Leetcode 437. Path Sum III (Python)
Related Topic
Depth-First-Search. Tree. Preorder-Traversal.
Description
You are given a binary tree in which each node contains an integer value.
Find the number of paths that sum to a given value.
The path does not need to start or end at the root or a leaf, but it must go downwards (traveling only from parent nodes to child nodes).
The tree has no more than 1,000 nodes and the values are in the range -1,000,000 to 1,000,000.
Sample I/O
Example 1
root = [10,5,-3,3,2,null,11,3,-2,null,1], sum = 8
10
/ \
5 -3
/ \ \
3 2 11
/ \ \
3 -2 1
Return 3. The paths that sum to 8 are:
1. 5 -> 3
2. 5 -> 2 -> 1
3. -3 -> 11
Methodology
This question can be solved by Depth First Search.

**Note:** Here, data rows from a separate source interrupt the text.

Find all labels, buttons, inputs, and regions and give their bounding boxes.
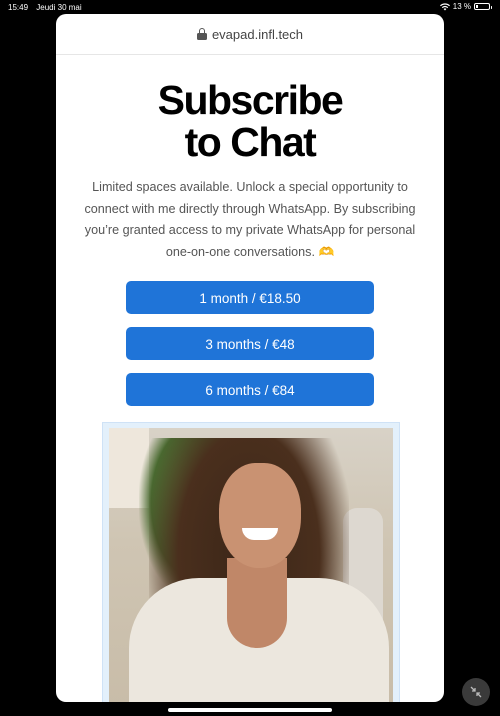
minimize-arrows-icon[interactable] <box>462 678 490 706</box>
profile-photo <box>109 428 393 702</box>
minimize-arrows-glyph <box>470 686 482 698</box>
status-date: Jeudi 30 mai <box>36 3 82 12</box>
page-title: Subscribe to Chat <box>56 79 444 163</box>
wifi-icon <box>439 2 450 10</box>
status-time: 15:49 <box>8 3 29 12</box>
plan-button-1-month[interactable]: 1 month / €18.50 <box>126 281 374 314</box>
status-left: 15:49 Jeudi 30 mai <box>8 3 88 12</box>
home-indicator[interactable] <box>168 708 332 712</box>
status-bar: 15:49 Jeudi 30 mai 13 % <box>0 0 500 14</box>
plan-list: 1 month / €18.50 3 months / €48 6 months… <box>56 281 444 406</box>
battery-text: 13 % <box>452 2 471 11</box>
lock-icon <box>196 28 207 40</box>
title-line-1: Subscribe <box>157 77 344 123</box>
browser-sheet: evapad.infl.tech Subscribe to Chat Limit… <box>56 14 444 702</box>
plan-button-6-months[interactable]: 6 months / €84 <box>126 373 374 406</box>
battery-fill <box>476 5 478 8</box>
url-text: evapad.infl.tech <box>211 26 304 42</box>
plan-button-3-months[interactable]: 3 months / €48 <box>126 327 374 360</box>
description-text: Limited spaces available. Unlock a speci… <box>84 180 416 259</box>
profile-photo-frame <box>102 422 400 702</box>
status-right: 13 % <box>439 2 492 11</box>
battery-icon <box>474 3 492 10</box>
title-line-2: to Chat <box>184 119 317 165</box>
url-bar[interactable]: evapad.infl.tech <box>56 14 444 55</box>
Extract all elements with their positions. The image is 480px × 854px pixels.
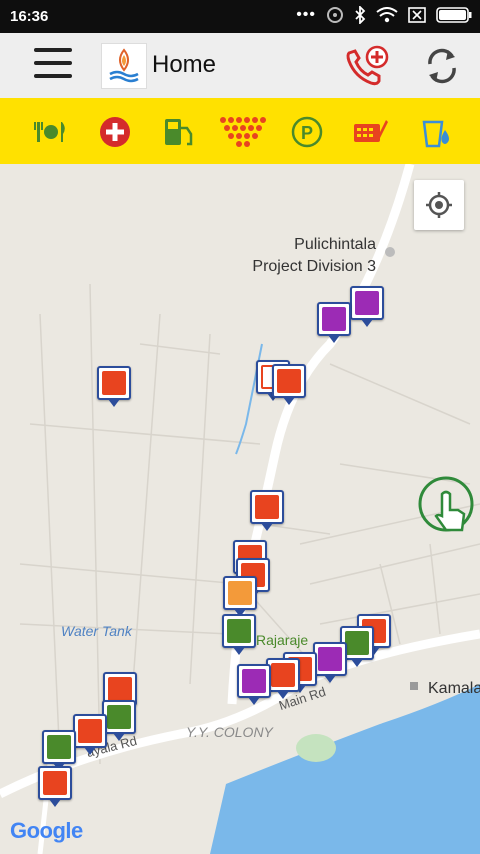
map-pin-atm[interactable] (250, 490, 284, 531)
map-label-yy-colony: Y.Y. COLONY (186, 724, 273, 740)
crosshair-icon (426, 192, 452, 218)
refresh-icon[interactable] (422, 46, 462, 86)
map-pin-atm[interactable] (38, 766, 72, 807)
atm-category[interactable] (352, 114, 388, 150)
map-label-kamala: Kamala (428, 680, 480, 697)
no-sim-icon (408, 7, 426, 23)
status-icons: ••• (296, 6, 472, 24)
status-bar: 16:36 ••• (0, 0, 480, 33)
page-title: Home (152, 51, 217, 78)
my-location-button[interactable] (414, 180, 464, 230)
svg-text:P: P (301, 123, 313, 143)
map-pin-hospital[interactable] (97, 366, 131, 407)
map-pin-car[interactable] (42, 730, 76, 771)
menu-icon[interactable] (34, 48, 72, 82)
battery-icon (436, 7, 472, 23)
map-pin-atm[interactable] (73, 714, 107, 755)
map-pin-building[interactable] (223, 576, 257, 617)
map-label-rajaraje: Rajaraje (256, 632, 309, 648)
map-pin-car[interactable] (102, 700, 136, 741)
map-pin-fuel[interactable] (222, 614, 256, 655)
hotspot-icon (327, 7, 343, 23)
touch-gesture-icon (418, 476, 474, 532)
water-category[interactable] (418, 114, 454, 150)
dots-category[interactable] (219, 114, 267, 150)
category-bar: P (0, 98, 480, 164)
fuel-category[interactable] (161, 114, 197, 150)
map-label-pulichintala: Pulichintala Project Division 3 (252, 236, 376, 275)
map-pin-restaurant[interactable] (350, 286, 384, 327)
map-view[interactable]: Pulichintala Project Division 3 Water Ta… (0, 164, 480, 854)
map-pin-restaurant[interactable] (313, 642, 347, 683)
restaurant-category[interactable] (33, 114, 69, 150)
map-pin-atm[interactable] (272, 364, 306, 405)
more-dots-icon: ••• (296, 6, 316, 23)
emergency-call-icon[interactable] (343, 45, 391, 87)
map-pin-restaurant[interactable] (237, 664, 271, 705)
map-pin-atm[interactable] (266, 658, 300, 699)
parking-category[interactable]: P (289, 114, 325, 150)
map-pin-restaurant[interactable] (317, 302, 351, 343)
wifi-icon (376, 7, 398, 23)
map-label-water-tank: Water Tank (61, 623, 132, 639)
bluetooth-icon (355, 6, 366, 24)
app-bar: Home (0, 33, 480, 99)
status-time: 16:36 (10, 8, 49, 25)
app-logo (101, 43, 147, 89)
hospital-category[interactable] (97, 114, 133, 150)
google-logo: Google (10, 818, 83, 843)
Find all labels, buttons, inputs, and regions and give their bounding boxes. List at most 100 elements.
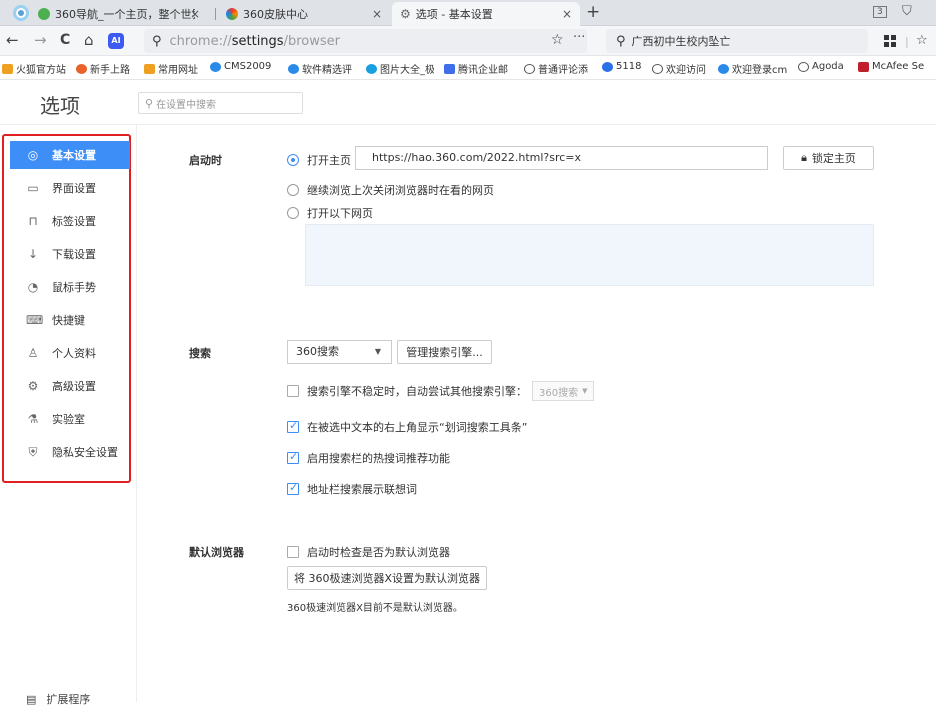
forward-button[interactable]: → xyxy=(34,31,47,49)
default-browser-status: 360极速浏览器X目前不是默认浏览器。 xyxy=(287,603,463,614)
bookmark-item[interactable]: 欢迎访问 xyxy=(652,61,706,76)
sidebar-item-download[interactable]: ↓ 下载设置 xyxy=(10,240,130,268)
gear-icon: ⚙ xyxy=(27,379,39,393)
page-title: 选项 xyxy=(40,94,80,118)
sidebar-item-shortcuts[interactable]: ⌨ 快捷键 xyxy=(10,306,130,334)
radio-selected-icon xyxy=(287,154,299,166)
tab-strip: 360导航_一个主页，整个世界 × 360皮肤中心 × ⚙ 选项 - 基本设置 … xyxy=(0,0,936,26)
checkbox-checked-icon xyxy=(287,481,299,495)
bookmark-star-icon[interactable]: ☆ xyxy=(551,32,564,48)
bookmark-item[interactable]: 火狐官方站 xyxy=(2,61,66,76)
user-icon: ♙ xyxy=(27,346,39,360)
keyboard-icon: ⌨ xyxy=(26,313,44,327)
target-icon: ◎ xyxy=(27,148,39,162)
back-button[interactable]: ← xyxy=(6,31,19,49)
settings-header: 选项 ⚲ 在设置中搜索 xyxy=(0,81,936,125)
toolbar-divider: | xyxy=(905,35,909,48)
lock-icon: 🔒︎ xyxy=(801,151,807,164)
radio-continue-last[interactable]: 继续浏览上次关闭浏览器时在看的网页 xyxy=(287,182,494,198)
tab-close-icon[interactable]: × xyxy=(190,7,200,21)
search-icon: ⚲ xyxy=(152,33,162,49)
settings-content: 启动时 打开主页 https://hao.360.com/2022.html?s… xyxy=(137,125,936,702)
sidebar-item-advanced[interactable]: ⚙ 高级设置 xyxy=(10,372,130,400)
sidebar-item-privacy[interactable]: ⛨ 隐私安全设置 xyxy=(10,438,130,466)
checkbox-unchecked-icon xyxy=(287,385,299,397)
tab-icon: ⊓ xyxy=(28,214,38,228)
manage-search-engines-button[interactable]: 管理搜索引擎... xyxy=(397,340,492,364)
checkbox-selection-toolbar[interactable]: 在被选中文本的右上角显示“划词搜索工具条” xyxy=(287,419,527,435)
shield-icon: ⛨ xyxy=(28,444,38,459)
radio-unselected-icon xyxy=(287,207,299,219)
sidebar-item-interface[interactable]: ▭ 界面设置 xyxy=(10,174,130,202)
checkbox-address-suggest[interactable]: 地址栏搜索展示联想词 xyxy=(287,481,417,497)
bookmark-item[interactable]: 普通评论添 xyxy=(524,61,588,76)
download-icon: ↓ xyxy=(27,247,39,261)
bookmark-item[interactable]: 新手上路 xyxy=(76,61,130,76)
checkbox-checked-icon xyxy=(287,419,299,433)
search-engine-select[interactable]: 360搜索 ▼ xyxy=(287,340,392,364)
window-icon: ▭ xyxy=(27,181,39,195)
startup-section-label: 启动时 xyxy=(189,154,222,167)
bookmarks-bar: 火狐官方站 新手上路 常用网址 CMS2009 软件精选评 图片大全_极 腾讯企… xyxy=(0,56,936,80)
sidebar-item-lab[interactable]: ⚗ 实验室 xyxy=(10,405,130,433)
extensions-icon: ▤ xyxy=(26,692,37,706)
tab-skin-center[interactable]: 360皮肤中心 × xyxy=(218,2,390,26)
tab-360-nav[interactable]: 360导航_一个主页，整个世界 × xyxy=(30,2,208,26)
chevron-down-icon: ▼ xyxy=(374,347,381,356)
ai-button[interactable]: AI xyxy=(108,33,124,49)
sidebar-item-extensions[interactable]: ▤ 扩展程序 xyxy=(26,691,90,707)
startup-pages-list[interactable] xyxy=(305,224,874,286)
settings-sidebar: ◎ 基本设置 ▭ 界面设置 ⊓ 标签设置 ↓ 下载设置 ◔ 鼠标手势 ⌨ 快捷键 ♙ 个人资料… xyxy=(0,125,137,702)
bookmark-item[interactable]: 软件精选评 xyxy=(288,61,352,76)
fallback-engine-select: 360搜索 ▼ xyxy=(532,381,595,401)
radio-open-homepage[interactable]: 打开主页 xyxy=(287,152,351,168)
radio-open-pages[interactable]: 打开以下网页 xyxy=(287,205,373,221)
bookmark-item[interactable]: CMS2009 xyxy=(210,61,271,72)
more-button[interactable]: ··· xyxy=(573,30,585,45)
sidebar-item-tabs[interactable]: ⊓ 标签设置 xyxy=(10,207,130,235)
flask-icon: ⚗ xyxy=(27,412,39,426)
search-icon: ⚲ xyxy=(616,33,626,49)
bookmark-item[interactable]: Agoda xyxy=(798,61,844,72)
tab-settings[interactable]: ⚙ 选项 - 基本设置 × xyxy=(392,2,580,26)
sidebar-item-mouse-gesture[interactable]: ◔ 鼠标手势 xyxy=(10,273,130,301)
search-section-label: 搜索 xyxy=(189,347,211,360)
tab-close-icon[interactable]: × xyxy=(562,7,572,21)
bookmark-item[interactable]: 5118 xyxy=(602,61,641,72)
navigation-bar: ← → C ⌂ AI ⚲ chrome://settings/browser ☆… xyxy=(0,26,936,56)
sidebar-item-basic[interactable]: ◎ 基本设置 xyxy=(10,141,130,169)
gear-icon: ⚙ xyxy=(400,7,411,21)
browser-logo-icon[interactable] xyxy=(12,4,30,22)
settings-search-input[interactable]: ⚲ 在设置中搜索 xyxy=(138,92,303,114)
chevron-down-icon: ▼ xyxy=(582,387,588,395)
bookmark-item[interactable]: McAfee Se xyxy=(858,61,924,72)
checkbox-hot-words[interactable]: 启用搜索栏的热搜词推荐功能 xyxy=(287,450,450,466)
favorites-list-icon[interactable]: ☆ xyxy=(916,32,928,50)
reload-button[interactable]: C xyxy=(60,31,70,49)
bookmark-item[interactable]: 常用网址 xyxy=(144,61,198,76)
lock-homepage-button[interactable]: 🔒︎ 锁定主页 xyxy=(783,146,874,170)
bookmark-item[interactable]: 图片大全_极 xyxy=(366,61,434,76)
apps-grid-icon[interactable] xyxy=(884,35,896,47)
homepage-url-input[interactable]: https://hao.360.com/2022.html?src=x xyxy=(355,146,768,170)
address-bar[interactable]: ⚲ chrome://settings/browser xyxy=(144,29,587,53)
home-button[interactable]: ⌂ xyxy=(84,31,94,49)
skin-favicon-icon xyxy=(226,8,238,20)
tab-count-badge[interactable]: 3 xyxy=(873,6,887,18)
tab-close-icon[interactable]: × xyxy=(372,7,382,21)
sidebar-item-profile[interactable]: ♙ 个人资料 xyxy=(10,339,130,367)
bookmark-item[interactable]: 欢迎登录cm xyxy=(718,61,787,76)
search-box[interactable]: ⚲ 广西初中生校内坠亡 xyxy=(606,29,868,53)
shirt-skin-icon[interactable]: ⛉ xyxy=(902,4,912,19)
bookmark-item[interactable]: 腾讯企业邮 xyxy=(444,61,508,76)
search-icon: ⚲ xyxy=(145,96,154,110)
mouse-icon: ◔ xyxy=(27,280,39,294)
set-default-browser-button[interactable]: 将 360极速浏览器X设置为默认浏览器 xyxy=(287,566,487,590)
default-browser-section-label: 默认浏览器 xyxy=(189,546,244,559)
radio-unselected-icon xyxy=(287,184,299,196)
checkbox-check-default[interactable]: 启动时检查是否为默认浏览器 xyxy=(287,544,450,560)
checkbox-fallback-engine[interactable]: 搜索引擎不稳定时，自动尝试其他搜索引擎： 360搜索 ▼ xyxy=(287,381,595,401)
checkbox-unchecked-icon xyxy=(287,546,299,558)
new-tab-button[interactable]: + xyxy=(586,2,600,22)
tab-divider xyxy=(215,8,216,20)
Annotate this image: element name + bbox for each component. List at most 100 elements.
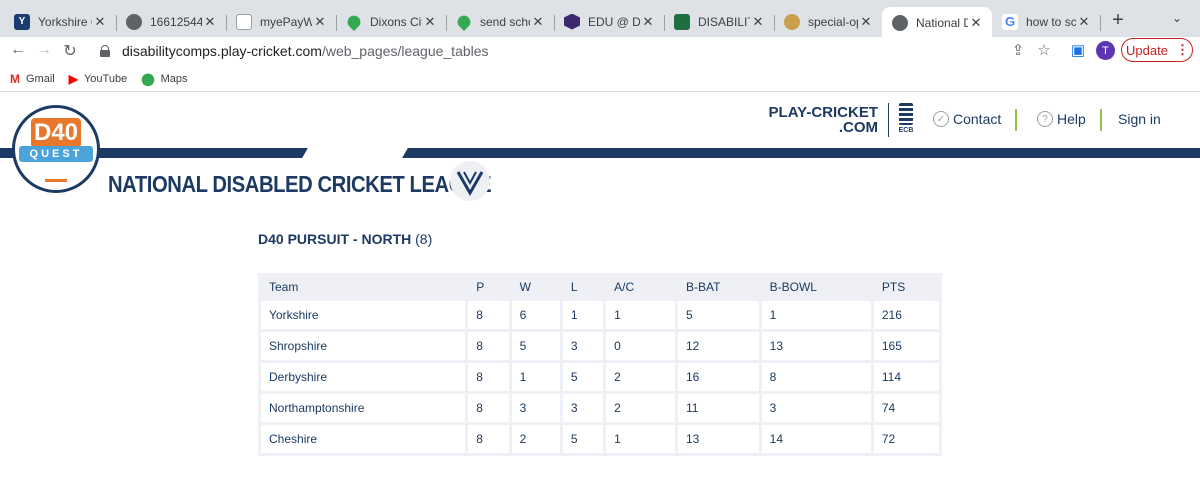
browser-tab-active[interactable]: National Dis ✕ [882, 7, 992, 38]
browser-tab[interactable]: Dixons City ✕ [336, 7, 447, 36]
contact-link[interactable]: ✓ Contact [933, 111, 1001, 127]
table-row: Northamptonshire 8 3 3 2 11 3 74 [261, 394, 939, 422]
browser-tab[interactable]: DISABILITY ✕ [664, 7, 775, 36]
browser-tab[interactable]: myePayWind ✕ [226, 7, 337, 36]
ecb-label: ECB [898, 127, 914, 134]
more-icon: ⋮ [1175, 42, 1189, 57]
team-name[interactable]: Yorkshire [261, 301, 466, 329]
cell-abandoned: 2 [606, 363, 675, 391]
cell-lost: 5 [562, 363, 604, 391]
close-icon[interactable]: ✕ [750, 14, 766, 30]
close-icon[interactable]: ✕ [530, 14, 546, 30]
tab-title: myePayWind [260, 14, 312, 29]
back-icon[interactable]: ← [8, 41, 28, 59]
youtube-icon: ▶ [68, 71, 78, 86]
cell-bonus-bowl: 1 [761, 301, 871, 329]
bird-icon [784, 13, 800, 30]
cell-abandoned: 0 [606, 332, 675, 360]
close-icon[interactable]: ✕ [858, 14, 874, 30]
bookmark-label: YouTube [83, 72, 128, 85]
address-bar[interactable]: disabilitycomps.play-cricket.com/web_pag… [86, 38, 1066, 64]
bookmark-label: Maps [160, 72, 188, 85]
team-name[interactable]: Cheshire [261, 425, 466, 453]
hex-icon [564, 13, 580, 30]
col-header-played[interactable]: P [468, 276, 508, 298]
cell-played: 8 [468, 425, 509, 453]
close-icon[interactable]: ✕ [422, 14, 438, 30]
close-icon[interactable]: ✕ [1076, 14, 1092, 30]
tab-title: 1661254459 [150, 14, 202, 29]
table-title-text: D40 PURSUIT - NORTH [258, 231, 412, 247]
new-tab-button[interactable]: + [1106, 9, 1130, 32]
cell-won: 2 [511, 425, 560, 453]
browser-tab[interactable]: special-ope ✕ [774, 7, 883, 36]
cell-played: 8 [468, 301, 509, 329]
nav-divider [1015, 109, 1017, 131]
reload-icon[interactable]: ↻ [60, 41, 80, 61]
col-header-team[interactable]: Team [261, 276, 465, 298]
browser-tab[interactable]: EDU @ Dixo ✕ [554, 7, 665, 36]
lock-icon [100, 45, 110, 57]
col-header-points[interactable]: PTS [874, 276, 939, 298]
browser-tab[interactable]: Y Yorkshire Cr ✕ [4, 7, 117, 36]
extension-icon[interactable]: ▣ [1068, 41, 1088, 59]
col-header-bonus-bowl[interactable]: B-BOWL [762, 276, 871, 298]
help-link[interactable]: ? Help [1037, 111, 1086, 127]
table-title: D40 PURSUIT - NORTH (8) [258, 231, 432, 247]
ecb-logo: ECB [895, 103, 917, 137]
yorkshire-icon: Y [14, 13, 30, 30]
close-icon[interactable]: ✕ [312, 14, 328, 30]
table-row: Shropshire 8 5 3 0 12 13 165 [261, 332, 939, 360]
tab-search-icon[interactable]: ⌄ [1172, 11, 1182, 25]
logo-bat-icon [45, 164, 67, 182]
d40-quest-logo[interactable]: D40 QUEST [12, 105, 100, 193]
team-name[interactable]: Shropshire [261, 332, 466, 360]
cell-bonus-bowl: 13 [761, 332, 871, 360]
table-row: Derbyshire 8 1 5 2 16 8 114 [261, 363, 939, 391]
cell-bonus-bat: 5 [678, 301, 759, 329]
nav-divider [1100, 109, 1102, 131]
col-header-won[interactable]: W [512, 276, 560, 298]
help-label: Help [1057, 111, 1086, 127]
star-icon[interactable]: ☆ [1034, 41, 1054, 59]
play-cricket-logo[interactable]: PLAY-CRICKET .COM [768, 105, 878, 135]
signin-label: Sign in [1118, 111, 1161, 127]
team-name[interactable]: Derbyshire [261, 363, 466, 391]
col-header-lost[interactable]: L [563, 276, 603, 298]
cell-bonus-bowl: 14 [761, 425, 871, 453]
globe-icon [126, 13, 142, 30]
close-icon[interactable]: ✕ [202, 14, 218, 30]
cell-bonus-bat: 16 [678, 363, 759, 391]
bookmark-maps[interactable]: ⬤ Maps [141, 72, 187, 86]
cell-won: 1 [511, 363, 560, 391]
bookmark-gmail[interactable]: M Gmail [10, 72, 55, 86]
cell-bonus-bowl: 8 [761, 363, 871, 391]
close-icon[interactable]: ✕ [92, 14, 108, 30]
signin-link[interactable]: Sign in [1118, 111, 1161, 127]
page-content: D40 QUEST NATIONAL DISABLED CRICKET LEAG… [0, 93, 1200, 479]
forward-icon[interactable]: → [34, 41, 54, 59]
brand-line-2: .COM [838, 119, 878, 136]
avatar[interactable]: T [1096, 41, 1115, 60]
share-icon[interactable]: ⇪ [1008, 41, 1028, 59]
team-name[interactable]: Northamptonshire [261, 394, 466, 422]
browser-tab[interactable]: 1661254459 ✕ [116, 7, 227, 36]
gmail-icon: M [10, 71, 20, 86]
update-button[interactable]: Update ⋮ [1121, 38, 1193, 62]
cell-lost: 1 [562, 301, 604, 329]
close-icon[interactable]: ✕ [968, 15, 984, 31]
browser-tab[interactable]: G how to scre ✕ [992, 7, 1101, 36]
cell-abandoned: 2 [606, 394, 675, 422]
maps-pin-icon [454, 12, 474, 31]
browser-tab[interactable]: send schoo ✕ [446, 7, 555, 36]
cell-bonus-bowl: 3 [761, 394, 871, 422]
col-header-bonus-bat[interactable]: B-BAT [678, 276, 759, 298]
col-header-abandoned[interactable]: A/C [606, 276, 675, 298]
cell-points: 165 [873, 332, 939, 360]
cell-lost: 3 [562, 394, 604, 422]
v-logo-icon [450, 161, 490, 201]
sheet-icon [674, 13, 690, 30]
bookmark-youtube[interactable]: ▶ YouTube [69, 72, 127, 86]
close-icon[interactable]: ✕ [640, 14, 656, 30]
cell-bonus-bat: 13 [678, 425, 759, 453]
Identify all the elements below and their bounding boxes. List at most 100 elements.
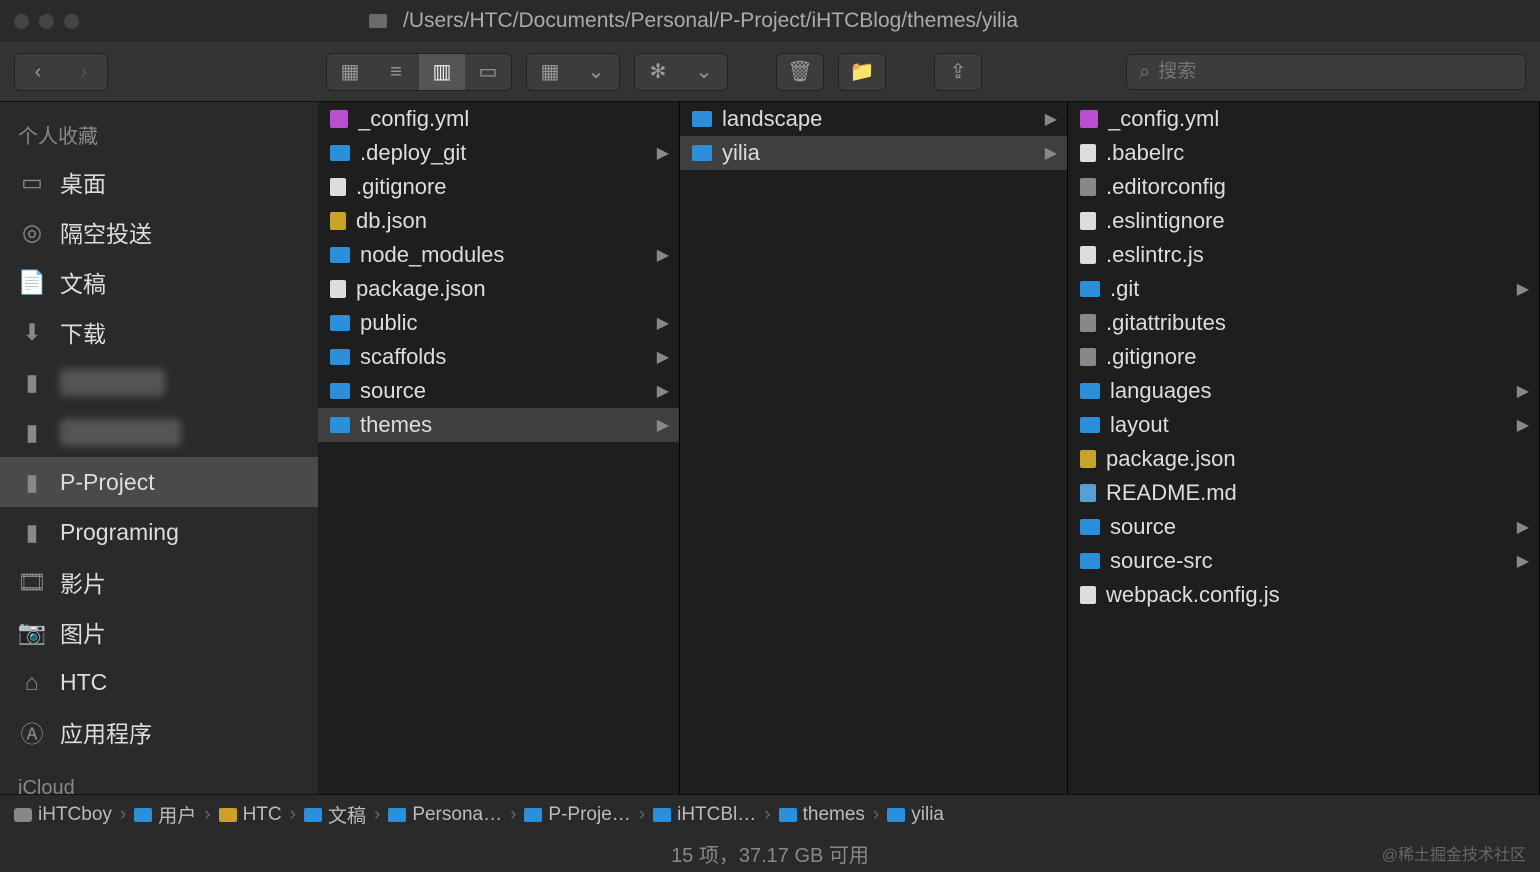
file-item[interactable]: .editorconfig <box>1068 170 1539 204</box>
trash-button[interactable]: 🗑 <box>777 54 823 90</box>
file-label: source <box>360 378 426 404</box>
sidebar-item-应用程序[interactable]: Ⓐ应用程序 <box>0 707 318 757</box>
path-segment[interactable]: yilia <box>887 804 944 826</box>
share-button[interactable]: ⇪ <box>935 54 981 90</box>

We want to find all possible path that sum to the given number. Since the path does not have to start from the root, so any node can be the start of the path. We need to try every node to be the root and find if there is path from that root that sum up to the given number.
Code(DFS)
def pathSum(self, root: TreeNode, sum: int) -> int:
if not root: return 0
def dfs(root, sum):
res = 0
if not root: return res
if sum == root.val:
res += 1
res += dfs(root.left, sum-root.val)
res += dfs(root.right, sum-root.val)
return res
return dfs(root, sum) + self.pathSum(root.left, sum) + self.pathSum(root.right, sum)
BigO
We traversal all nodes of the tree once so O(n) and we need to append each root value to the answer which takes O(n) so total is O(n^2)